Be A Problem Solver: Do A Client Marketing Review

By Paul A. Kiewiet, MAS, CIP, PromoKitchen Contributor

Problem Solution Result

The first of the year is a great time to reconnect with all of your best clients. Right after the holidays is the perfect time to set yourself apart from the competition by providing your customers with a value-added extra: The Marketing Review.

What the heck is a marketing review? How do you complete one? It can be very worthwhile--but only if you do the homework. Here’s what you’ll need to do:

1. Starting January 1, document all of the projects and promotions that you have done for a particular client. Provide all of the information that you can: What products they requested. What they ordered. How the project was distributed. What results were achieved (if you know them).

2. Write down other projects or promotions that the client may have done and not included promotional products or not included you.

3. Make a note of times where the client could have saved money or had a more effective program had he or she planned ahead or gotten you involved sooner.

4. Make a note of any significant competitive initiatives by your customer's competition and of any market or economic trends that may have impacted the company's business.

5. Make observations about what other advertising media your customer used last year. This can give you an idea of where you can find some extra budget money. Determine if any co-op advertising dollars were used from any top suppliers. This also can be a source of budget money for you.

6. Get out your 2014 calendar and check out Chase’s Calendar of Events or even Google upcoming events and significant days. Make a list of days, weeks or events that your
 customer might be able to create solid promotions around.

Now, you’re ready to get to work. Create a professional looking document. Here are some potential headings for the sections.

I. 2013 Promotional Overview In this section, recap the information from answering No. 1 and No. 2 above. Provide an objective view of what the client’s marketing efforts looked like to you.

II. 2013 Competitive Landscape Here, provide observations of what you saw happening in the client's industry. Mention the successes and failures of their competitors. Provide some research on what the industry was doing. This is a recap of homework done in No. 3 above.

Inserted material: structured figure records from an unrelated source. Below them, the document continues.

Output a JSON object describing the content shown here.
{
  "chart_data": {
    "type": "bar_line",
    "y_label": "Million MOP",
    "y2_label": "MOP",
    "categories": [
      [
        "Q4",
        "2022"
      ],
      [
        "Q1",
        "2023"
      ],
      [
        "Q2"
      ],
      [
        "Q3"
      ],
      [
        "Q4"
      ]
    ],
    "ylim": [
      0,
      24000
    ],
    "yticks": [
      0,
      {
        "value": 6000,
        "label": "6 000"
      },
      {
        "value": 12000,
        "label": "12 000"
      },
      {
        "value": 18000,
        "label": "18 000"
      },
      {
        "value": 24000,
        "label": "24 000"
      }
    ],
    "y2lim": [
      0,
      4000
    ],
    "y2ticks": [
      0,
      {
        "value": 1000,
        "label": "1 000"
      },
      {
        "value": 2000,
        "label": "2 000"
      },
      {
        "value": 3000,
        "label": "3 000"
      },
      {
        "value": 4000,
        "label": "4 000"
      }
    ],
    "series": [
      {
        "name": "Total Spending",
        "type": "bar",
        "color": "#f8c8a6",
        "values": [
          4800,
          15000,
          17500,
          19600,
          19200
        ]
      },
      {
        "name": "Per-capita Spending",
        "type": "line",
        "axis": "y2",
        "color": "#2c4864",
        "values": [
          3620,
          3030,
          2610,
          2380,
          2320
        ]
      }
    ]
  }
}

III. 2014 Recommendations In this section, outline the upcoming year and the projects that you wish to see repeated (and/or improved) and suggest ways that you can enhance some of the efforts you didn’t get a chance to work on last year. Suggest ways that promotional products can be used to make their other advertising media more effective or more measureable. Recommend ways to help your client advertise, recognize, motivate, promote, incentivize and train. Suggest how you can help the company grow its people, its presence and its profits.

IV. Executive Summary Here, touch on the main points of your report. This is a place where you can point out the thoughts you developed in No. 3 of your homework. Point out how you can save money and how you can create more effective programs by getting involved in the marketing process earlier.

Do this for your best customers, and they will perceive you as a partner and a marketing professional committed to helping them solve their problems. And as I love to say, "Problem Solvers Always Make Money!"